Versus the rank condition (McCallum 1983): the rank condition rules out some fundamental solutions on technical grounds; the NBC is sharper because it directly identifies which solution is bubble-free.
When to use
- As the definitive solution refinement when multiple fundamental REEs exist and selection criteria disagree.
- As a sanity check on any candidate solution returned by an eigenvalue-decomposition method: directly compute
M_k E_t x_{t+k}along the candidate solution and verify it vanishes. - As an interpretive lens: a non-zero
lim M_k E_t x_{t+k} = L^x x_t + L^z z_treveals that the candidate solution depends on a state-variable bubble, even if it looks like a “pure” fundamental REE.
Known limitations
- The NBC is not a refinement scheme for non-fundamental (sunspot) REEs — those are defined to violate it.
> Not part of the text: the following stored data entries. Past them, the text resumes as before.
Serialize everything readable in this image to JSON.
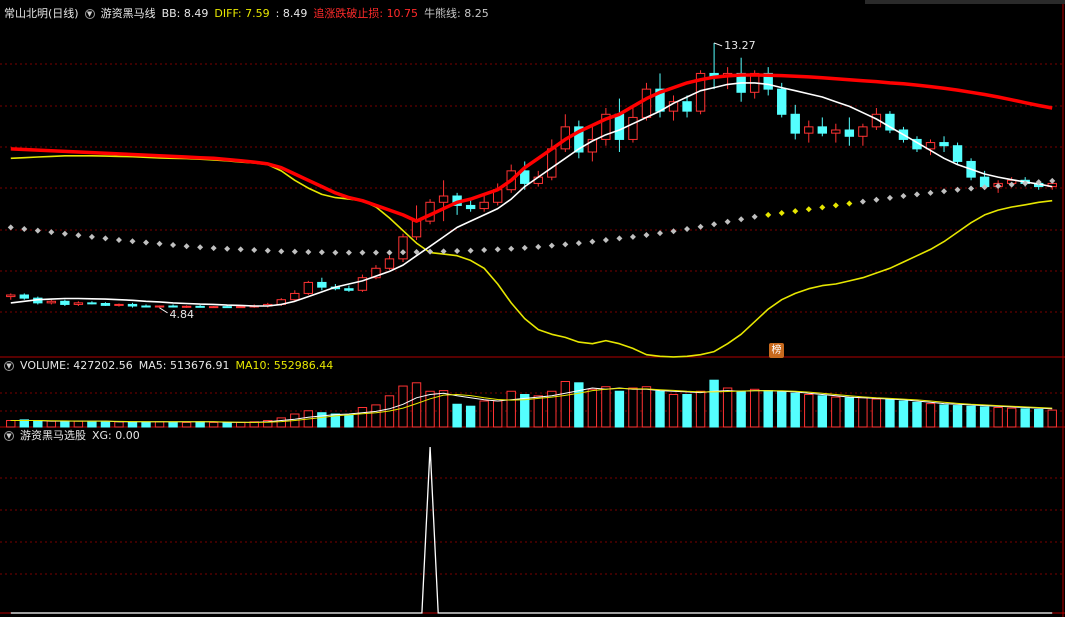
{
  "main_panel": {
    "stock_name": "常山北明(日线)",
    "indicator_name": "游资黑马线",
    "bb_label": "BB:",
    "bb_value": "8.49",
    "diff_label": "DIFF:",
    "diff_value": "7.59",
    "extra_value": ": 8.49",
    "stop_label": "追涨跌破止损:",
    "stop_value": "10.75",
    "bull_label": "牛熊线:",
    "bull_value": "8.25",
    "high_label": "13.27",
    "low_label": "4.84",
    "badge": "榜"
  },
  "volume_panel": {
    "volume_label": "VOLUME:",
    "volume_value": "427202.56",
    "ma5_label": "MA5:",
    "ma5_value": "513676.91",
    "ma10_label": "MA10:",
    "ma10_value": "552986.44"
  },
  "signal_panel": {
    "name": "游资黑马选股",
    "xg_label": "XG:",
    "xg_value": "0.00"
  },
  "colors": {
    "up": "#ff3333",
    "down": "#54ffff",
    "red_line": "#ff0000",
    "yellow_line": "#e6e600",
    "white_line": "#ffffff",
    "dots": "#c0c0c0",
    "grid": "#7a0000"
  },
  "chart_data": {
    "type": "candlestick",
    "bars": 78,
    "price_ylim": [
      3.5,
      14.0
    ],
    "candles_ohlc": [
      [
        5.2,
        5.3,
        5.1,
        5.25
      ],
      [
        5.25,
        5.3,
        5.1,
        5.15
      ],
      [
        5.15,
        5.2,
        4.95,
        5.0
      ],
      [
        5.0,
        5.1,
        4.95,
        5.05
      ],
      [
        5.05,
        5.1,
        4.9,
        4.95
      ],
      [
        4.95,
        5.05,
        4.9,
        5.0
      ],
      [
        5.0,
        5.05,
        4.95,
        4.98
      ],
      [
        4.98,
        5.02,
        4.9,
        4.92
      ],
      [
        4.92,
        4.98,
        4.88,
        4.95
      ],
      [
        4.95,
        5.0,
        4.85,
        4.9
      ],
      [
        4.9,
        4.95,
        4.86,
        4.88
      ],
      [
        4.88,
        4.92,
        4.84,
        4.9
      ],
      [
        4.9,
        4.95,
        4.85,
        4.87
      ],
      [
        4.87,
        4.92,
        4.84,
        4.89
      ],
      [
        4.89,
        4.93,
        4.85,
        4.86
      ],
      [
        4.86,
        4.9,
        4.84,
        4.88
      ],
      [
        4.88,
        4.92,
        4.84,
        4.86
      ],
      [
        4.86,
        4.9,
        4.84,
        4.88
      ],
      [
        4.88,
        4.95,
        4.84,
        4.9
      ],
      [
        4.9,
        5.0,
        4.85,
        4.95
      ],
      [
        4.95,
        5.15,
        4.9,
        5.1
      ],
      [
        5.1,
        5.4,
        5.05,
        5.3
      ],
      [
        5.3,
        5.7,
        5.25,
        5.65
      ],
      [
        5.65,
        5.8,
        5.4,
        5.5
      ],
      [
        5.5,
        5.6,
        5.4,
        5.45
      ],
      [
        5.45,
        5.55,
        5.35,
        5.4
      ],
      [
        5.4,
        5.9,
        5.35,
        5.8
      ],
      [
        5.8,
        6.2,
        5.75,
        6.1
      ],
      [
        6.1,
        6.5,
        6.05,
        6.4
      ],
      [
        6.4,
        7.2,
        6.3,
        7.1
      ],
      [
        7.1,
        8.1,
        7.0,
        7.6
      ],
      [
        7.6,
        8.3,
        7.5,
        8.2
      ],
      [
        8.2,
        8.9,
        7.6,
        8.4
      ],
      [
        8.4,
        8.5,
        7.8,
        8.1
      ],
      [
        8.1,
        8.3,
        7.9,
        8.0
      ],
      [
        8.0,
        8.4,
        7.9,
        8.2
      ],
      [
        8.2,
        8.8,
        8.1,
        8.6
      ],
      [
        8.6,
        9.4,
        8.5,
        9.2
      ],
      [
        9.2,
        9.5,
        8.6,
        8.8
      ],
      [
        8.8,
        9.2,
        8.7,
        9.0
      ],
      [
        9.0,
        10.2,
        8.9,
        9.9
      ],
      [
        9.9,
        11.0,
        9.8,
        10.6
      ],
      [
        10.6,
        10.8,
        9.6,
        9.8
      ],
      [
        9.8,
        10.6,
        9.5,
        10.2
      ],
      [
        10.2,
        11.2,
        10.0,
        11.0
      ],
      [
        11.0,
        11.5,
        9.8,
        10.2
      ],
      [
        10.2,
        11.2,
        10.1,
        10.9
      ],
      [
        10.9,
        12.0,
        10.8,
        11.8
      ],
      [
        11.8,
        12.3,
        10.9,
        11.1
      ],
      [
        11.1,
        11.6,
        10.8,
        11.4
      ],
      [
        11.4,
        11.6,
        10.9,
        11.1
      ],
      [
        11.1,
        12.4,
        11.0,
        12.3
      ],
      [
        12.3,
        13.27,
        11.8,
        12.2
      ],
      [
        12.2,
        12.5,
        11.8,
        12.3
      ],
      [
        12.3,
        12.8,
        11.4,
        11.7
      ],
      [
        11.7,
        12.4,
        11.5,
        12.3
      ],
      [
        12.3,
        12.5,
        11.6,
        11.8
      ],
      [
        11.8,
        12.0,
        10.9,
        11.0
      ],
      [
        11.0,
        11.3,
        10.2,
        10.4
      ],
      [
        10.4,
        10.8,
        10.1,
        10.6
      ],
      [
        10.6,
        10.9,
        10.3,
        10.4
      ],
      [
        10.4,
        10.7,
        10.1,
        10.5
      ],
      [
        10.5,
        10.9,
        10.0,
        10.3
      ],
      [
        10.3,
        10.7,
        10.0,
        10.6
      ],
      [
        10.6,
        11.2,
        10.5,
        11.0
      ],
      [
        11.0,
        11.1,
        10.4,
        10.5
      ],
      [
        10.5,
        10.6,
        10.1,
        10.2
      ],
      [
        10.2,
        10.3,
        9.8,
        9.9
      ],
      [
        9.9,
        10.2,
        9.7,
        10.1
      ],
      [
        10.1,
        10.3,
        9.8,
        10.0
      ],
      [
        10.0,
        10.1,
        9.4,
        9.5
      ],
      [
        9.5,
        9.6,
        8.9,
        9.0
      ],
      [
        9.0,
        9.2,
        8.6,
        8.7
      ],
      [
        8.7,
        8.9,
        8.5,
        8.8
      ],
      [
        8.8,
        9.0,
        8.7,
        8.9
      ],
      [
        8.9,
        9.0,
        8.7,
        8.8
      ],
      [
        8.8,
        8.9,
        8.6,
        8.7
      ],
      [
        8.7,
        8.9,
        8.6,
        8.8
      ]
    ],
    "red_line": [
      9.9,
      9.88,
      9.86,
      9.84,
      9.82,
      9.8,
      9.78,
      9.76,
      9.74,
      9.72,
      9.7,
      9.68,
      9.66,
      9.64,
      9.62,
      9.6,
      9.56,
      9.52,
      9.48,
      9.42,
      9.3,
      9.1,
      8.9,
      8.7,
      8.5,
      8.35,
      8.25,
      8.1,
      7.95,
      7.8,
      7.6,
      7.8,
      8.0,
      8.2,
      8.3,
      8.45,
      8.6,
      8.9,
      9.3,
      9.6,
      9.9,
      10.2,
      10.45,
      10.65,
      10.85,
      11.0,
      11.25,
      11.5,
      11.7,
      11.85,
      12.0,
      12.1,
      12.18,
      12.22,
      12.25,
      12.25,
      12.24,
      12.23,
      12.21,
      12.19,
      12.16,
      12.13,
      12.1,
      12.07,
      12.04,
      12.0,
      11.97,
      11.93,
      11.88,
      11.83,
      11.77,
      11.7,
      11.63,
      11.55,
      11.46,
      11.37,
      11.28,
      11.2
    ],
    "yellow_line": [
      9.6,
      9.62,
      9.64,
      9.66,
      9.68,
      9.68,
      9.68,
      9.67,
      9.66,
      9.65,
      9.63,
      9.61,
      9.6,
      9.59,
      9.57,
      9.55,
      9.52,
      9.48,
      9.45,
      9.4,
      9.2,
      8.9,
      8.65,
      8.45,
      8.35,
      8.3,
      8.25,
      8.05,
      7.7,
      7.3,
      6.9,
      6.6,
      6.55,
      6.5,
      6.35,
      6.1,
      5.6,
      5.0,
      4.5,
      4.15,
      4.0,
      3.9,
      3.75,
      3.7,
      3.8,
      3.7,
      3.55,
      3.35,
      3.3,
      3.28,
      3.3,
      3.35,
      3.45,
      3.7,
      4.0,
      4.4,
      4.8,
      5.1,
      5.3,
      5.45,
      5.55,
      5.6,
      5.7,
      5.8,
      5.95,
      6.1,
      6.3,
      6.5,
      6.7,
      6.95,
      7.25,
      7.55,
      7.8,
      7.95,
      8.05,
      8.12,
      8.2,
      8.25
    ],
    "white_line": [
      5.0,
      5.05,
      5.1,
      5.12,
      5.14,
      5.14,
      5.13,
      5.12,
      5.1,
      5.08,
      5.05,
      5.03,
      5.0,
      4.98,
      4.96,
      4.95,
      4.93,
      4.92,
      4.9,
      4.9,
      4.95,
      5.05,
      5.2,
      5.35,
      5.5,
      5.6,
      5.7,
      5.85,
      6.0,
      6.2,
      6.5,
      6.8,
      7.1,
      7.4,
      7.6,
      7.8,
      8.0,
      8.3,
      8.7,
      9.0,
      9.3,
      9.6,
      9.9,
      10.15,
      10.35,
      10.5,
      10.7,
      10.9,
      11.1,
      11.35,
      11.55,
      11.75,
      11.85,
      11.95,
      12.0,
      12.0,
      11.95,
      11.85,
      11.75,
      11.65,
      11.55,
      11.4,
      11.25,
      11.05,
      10.85,
      10.6,
      10.35,
      10.1,
      9.85,
      9.6,
      9.4,
      9.25,
      9.1,
      9.0,
      8.92,
      8.85,
      8.78,
      8.7
    ],
    "dotted_line": [
      7.4,
      7.35,
      7.3,
      7.25,
      7.2,
      7.15,
      7.1,
      7.05,
      7.0,
      6.96,
      6.92,
      6.88,
      6.84,
      6.8,
      6.77,
      6.74,
      6.72,
      6.7,
      6.68,
      6.66,
      6.64,
      6.63,
      6.62,
      6.61,
      6.6,
      6.6,
      6.6,
      6.6,
      6.6,
      6.61,
      6.62,
      6.63,
      6.64,
      6.65,
      6.66,
      6.68,
      6.7,
      6.72,
      6.75,
      6.78,
      6.82,
      6.86,
      6.9,
      6.95,
      7.0,
      7.05,
      7.1,
      7.16,
      7.22,
      7.28,
      7.35,
      7.42,
      7.5,
      7.58,
      7.66,
      7.74,
      7.8,
      7.86,
      7.92,
      7.98,
      8.04,
      8.1,
      8.16,
      8.22,
      8.28,
      8.34,
      8.4,
      8.45,
      8.5,
      8.55,
      8.6,
      8.64,
      8.68,
      8.72,
      8.76,
      8.8,
      8.84,
      8.88
    ],
    "volume_values": [
      10,
      11,
      10,
      9,
      9,
      9,
      8,
      8,
      8,
      8,
      7,
      8,
      7,
      7,
      8,
      7,
      7,
      7,
      8,
      10,
      14,
      20,
      25,
      22,
      20,
      18,
      30,
      34,
      48,
      63,
      68,
      55,
      56,
      35,
      32,
      40,
      40,
      55,
      50,
      48,
      55,
      70,
      68,
      58,
      62,
      55,
      60,
      62,
      55,
      50,
      50,
      55,
      72,
      60,
      55,
      58,
      56,
      54,
      52,
      50,
      48,
      46,
      45,
      45,
      43,
      42,
      40,
      38,
      36,
      34,
      33,
      32,
      31,
      30,
      29,
      28,
      27,
      26
    ],
    "volume_ma": [
      10,
      10,
      10,
      9,
      9,
      9,
      9,
      9,
      8,
      8,
      8,
      8,
      8,
      8,
      8,
      8,
      7,
      7,
      7,
      8,
      10,
      12,
      15,
      17,
      19,
      20,
      22,
      24,
      28,
      35,
      45,
      50,
      52,
      48,
      45,
      42,
      40,
      42,
      44,
      46,
      48,
      52,
      56,
      60,
      58,
      60,
      58,
      58,
      56,
      55,
      54,
      53,
      55,
      56,
      55,
      56,
      56,
      55,
      54,
      52,
      50,
      48,
      46,
      45,
      44,
      43,
      42,
      40,
      38,
      36,
      35,
      34,
      33,
      32,
      31,
      30,
      29,
      28
    ],
    "volume_ylim": [
      0,
      80
    ],
    "signal_values": [
      0,
      0,
      0,
      0,
      0,
      0,
      0,
      0,
      0,
      0,
      0,
      0,
      0,
      0,
      0,
      0,
      0,
      0,
      0,
      0,
      0,
      0,
      0,
      0,
      0,
      0,
      0,
      0,
      0,
      0,
      0,
      1,
      0,
      0,
      0,
      0,
      0,
      0,
      0,
      0,
      0,
      0,
      0,
      0,
      0,
      0,
      0,
      0,
      0,
      0,
      0,
      0,
      0,
      0,
      0,
      0,
      0,
      0,
      0,
      0,
      0,
      0,
      0,
      0,
      0,
      0,
      0,
      0,
      0,
      0,
      0,
      0,
      0,
      0,
      0,
      0,
      0,
      0
    ]
  }
}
The NBC’s domain is the class of fundamental REEs only.
- Cho–Moreno’s uniqueness theorem (the forward solution is the only NBC-satisfying fundamental REE) requires the regularity condition
|I_n - A Ω_{k-1}| ≠ 0at every step. - The NBC is sensitive to whether the model is in mean-deviation form; if constants are not handled properly (i.e., the agents do not know the steady state), the NBC may need an additional condition for the constant term.
- Verifying the NBC numerically requires either iterating
M_kfor many k (expensive in high dimensions) or evaluatingL^x = lim M_k Ω^kdirectly via eigendecomposition.
Open problems
- General theoretical relations (necessity, sufficiency) between the NBC refinement and MSV / MOD / E-stability.
- Markov-switching extension: how does the NBC generalize when structural matrices depend on a regime process?
- Whether the NBC has a natural reformulation in terms of asset-pricing risk-neutral measures (relevant to the CRE project’s term-structure pricing pipeline).
Key papers
- cho-moreno-2010-forward-method-rational-expectations — formal definition, uniqueness theorem, four illustrative examples.
My understanding
The NBC is the central economic-meaning lemma behind the CRE asset pricing project’s choice of solver. The project uses the forward method (get_forward_solution_msre) precisely because Cho–Moreno’s Proposition 1 guarantees its output is the unique fundamental REE that does not depend on a bubble in the future endogenous variables — which is a non-negotiable property for a no-arbitrage asset pricing model where bubble terms in macro variables would propagate into the term-structure factor loadings via the Riccati recursion. The “Published θ fails RE determinacy” gotcha is, viewed through this lens, a symptom: the published parameter values land in a region where any candidate fundamental solution would violate the NBC, and the project’s RE solver correctly refuses to certify a solution there. The Markov-switching analogue of NBC is an open question and is not addressed by this paper.